Microbots on the move:  Visionary designer Robert Wood is featured in a National Geographic article about the swarms of microbots he is engineering.  Some of them may work like programmable bees.  One thing is clear: they don’t just happen.  “Robots that fly. Robots you wear. Robots the size of nickels. These new classes of robots all have one thing in commonevery aspect of them must be conceived and created from scratch.”  If you want to make something small that flies, he says, there are a hundred thousand solutions all around you.  “We try to understand the what, how, and why behind an organism’s anatomy, movement, and behavior, and then translate that into engineering terms.”

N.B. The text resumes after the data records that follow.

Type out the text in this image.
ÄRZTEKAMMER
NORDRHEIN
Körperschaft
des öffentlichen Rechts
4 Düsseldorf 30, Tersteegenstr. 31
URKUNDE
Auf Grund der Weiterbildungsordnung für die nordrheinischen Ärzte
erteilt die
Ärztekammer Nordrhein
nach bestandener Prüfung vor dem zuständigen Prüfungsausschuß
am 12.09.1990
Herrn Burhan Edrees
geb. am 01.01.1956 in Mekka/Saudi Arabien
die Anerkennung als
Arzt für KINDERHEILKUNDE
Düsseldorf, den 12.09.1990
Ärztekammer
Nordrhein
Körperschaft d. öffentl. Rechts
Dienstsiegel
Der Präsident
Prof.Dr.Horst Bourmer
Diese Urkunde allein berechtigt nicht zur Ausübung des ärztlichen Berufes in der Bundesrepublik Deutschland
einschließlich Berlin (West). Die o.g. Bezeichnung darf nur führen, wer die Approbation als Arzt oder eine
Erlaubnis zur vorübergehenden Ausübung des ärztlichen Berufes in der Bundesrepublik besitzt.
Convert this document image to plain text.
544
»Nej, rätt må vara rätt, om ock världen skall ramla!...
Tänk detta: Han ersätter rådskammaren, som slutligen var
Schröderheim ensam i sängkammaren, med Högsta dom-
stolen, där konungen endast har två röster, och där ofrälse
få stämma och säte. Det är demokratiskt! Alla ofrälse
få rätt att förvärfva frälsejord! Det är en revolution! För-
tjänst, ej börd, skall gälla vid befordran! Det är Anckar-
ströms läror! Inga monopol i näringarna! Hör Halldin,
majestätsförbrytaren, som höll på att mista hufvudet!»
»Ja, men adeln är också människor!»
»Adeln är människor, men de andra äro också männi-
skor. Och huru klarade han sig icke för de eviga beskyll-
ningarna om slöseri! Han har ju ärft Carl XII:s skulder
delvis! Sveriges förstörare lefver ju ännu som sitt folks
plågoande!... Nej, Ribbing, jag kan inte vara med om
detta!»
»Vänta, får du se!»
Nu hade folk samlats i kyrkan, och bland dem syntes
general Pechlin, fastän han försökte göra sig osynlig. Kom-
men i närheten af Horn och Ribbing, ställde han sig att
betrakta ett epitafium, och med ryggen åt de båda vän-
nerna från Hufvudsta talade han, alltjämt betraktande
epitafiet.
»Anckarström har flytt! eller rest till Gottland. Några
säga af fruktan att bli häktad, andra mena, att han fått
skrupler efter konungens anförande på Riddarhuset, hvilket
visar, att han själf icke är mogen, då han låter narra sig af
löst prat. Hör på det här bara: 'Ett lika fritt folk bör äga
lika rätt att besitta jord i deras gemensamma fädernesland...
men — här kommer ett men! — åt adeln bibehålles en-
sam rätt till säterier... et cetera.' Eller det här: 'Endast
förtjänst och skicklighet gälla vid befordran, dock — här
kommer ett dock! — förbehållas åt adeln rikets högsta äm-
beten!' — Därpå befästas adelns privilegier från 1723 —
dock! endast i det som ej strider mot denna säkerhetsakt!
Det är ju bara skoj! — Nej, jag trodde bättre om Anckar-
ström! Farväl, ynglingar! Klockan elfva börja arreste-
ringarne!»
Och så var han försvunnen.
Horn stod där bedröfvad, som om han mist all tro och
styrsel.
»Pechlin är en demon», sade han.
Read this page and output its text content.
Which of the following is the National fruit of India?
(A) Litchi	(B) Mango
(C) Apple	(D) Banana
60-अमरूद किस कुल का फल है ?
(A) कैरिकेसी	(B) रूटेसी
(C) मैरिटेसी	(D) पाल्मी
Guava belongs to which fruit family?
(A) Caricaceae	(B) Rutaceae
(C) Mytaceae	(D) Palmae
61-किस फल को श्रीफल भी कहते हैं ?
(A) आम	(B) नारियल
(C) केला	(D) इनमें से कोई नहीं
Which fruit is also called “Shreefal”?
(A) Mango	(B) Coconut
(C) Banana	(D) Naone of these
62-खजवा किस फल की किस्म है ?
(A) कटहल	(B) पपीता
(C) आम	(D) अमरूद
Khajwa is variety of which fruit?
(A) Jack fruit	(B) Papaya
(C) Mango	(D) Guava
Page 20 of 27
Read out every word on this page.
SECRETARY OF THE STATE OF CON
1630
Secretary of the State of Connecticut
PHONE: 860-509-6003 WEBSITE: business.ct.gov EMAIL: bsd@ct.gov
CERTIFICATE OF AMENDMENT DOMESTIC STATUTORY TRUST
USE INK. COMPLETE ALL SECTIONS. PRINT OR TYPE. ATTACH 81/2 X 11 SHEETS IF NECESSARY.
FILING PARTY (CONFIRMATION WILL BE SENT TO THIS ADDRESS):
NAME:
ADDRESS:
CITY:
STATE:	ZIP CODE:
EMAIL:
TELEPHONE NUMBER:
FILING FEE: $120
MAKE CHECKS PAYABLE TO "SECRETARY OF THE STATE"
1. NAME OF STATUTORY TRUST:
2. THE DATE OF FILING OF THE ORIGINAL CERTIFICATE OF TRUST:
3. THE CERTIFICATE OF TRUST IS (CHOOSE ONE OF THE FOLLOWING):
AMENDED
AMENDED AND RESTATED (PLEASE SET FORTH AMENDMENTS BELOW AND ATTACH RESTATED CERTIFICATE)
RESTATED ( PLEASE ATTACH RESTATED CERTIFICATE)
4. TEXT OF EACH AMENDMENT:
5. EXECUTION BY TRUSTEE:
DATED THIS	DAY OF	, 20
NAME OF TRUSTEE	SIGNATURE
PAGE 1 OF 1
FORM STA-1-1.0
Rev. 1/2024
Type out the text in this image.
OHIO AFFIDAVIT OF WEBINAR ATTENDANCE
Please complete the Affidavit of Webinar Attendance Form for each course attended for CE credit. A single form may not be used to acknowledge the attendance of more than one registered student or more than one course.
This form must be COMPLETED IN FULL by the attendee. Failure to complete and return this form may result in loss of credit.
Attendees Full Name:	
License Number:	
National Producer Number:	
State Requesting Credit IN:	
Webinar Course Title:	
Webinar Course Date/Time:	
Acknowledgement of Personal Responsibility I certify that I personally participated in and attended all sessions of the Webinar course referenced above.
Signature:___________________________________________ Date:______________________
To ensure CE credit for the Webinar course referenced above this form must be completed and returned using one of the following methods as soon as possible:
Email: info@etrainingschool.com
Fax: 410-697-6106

Sidewinder to the rescue:  The media all got excited about Science Magazine‘s story of robotic snakes (see also John J. Chosa’s Perspective article in Science).  Howie Choset at Carnegie Mellon had already succeeded getting a robotic snake to crawl, but it couldn’t climb up sand till he studied how sidewinders do it.  PhysOrg and New Scientist, among other reporters, thought this was really cool as they posted the video clips of the mechanical sidewinder.  Choset hopes that such devices can get into the nooks and crannies of collapsed buildings to look for survivors.

Teamwork:  Speaking of search and rescue, the University of Pennsylvania’s ModLab thinks a combination strategy of snake and quadcopter would work best (PhysOrg).  This solution takes inspiration from both snakes and birds.  Video clips show the drone carrying the snake to a predetermined location, where the snake robot can crawl into a pipe or navigate through rubble.

Octopus bot:  Watch PhysOrg‘s video of an octopus-inspired robot made by the Foundation for Research and Technology in Greece.  Its tentacles pulse just like an octopus.  The “Multi-Arm Robotic Swimming with Octopus-Inspired Compliant Web” was a hit at this year’s International Conference on Intelligent Robots and Systems in Chicago.  “Now the researchers report that the addition of a soft and supple silicone web has nearly doubled the speed of the roboctopus, and not satisfied with that, the scientists have also taught it to crawl, carry objects, and swim free in the Aegean Sea,” an IEEE spokesman said.  It didn’t even scare the fish; they apparently treated it as one of their own.  Now they want to put a camera on it and see what else it can do.

Robotics is the ultimate biomimetics project.  It’s also a profound example of intelligent design in applied science.  If we design a perfect humanoid robot, after many years of research and development, would anyone be justified we succeeded by blind, unguided natural processes?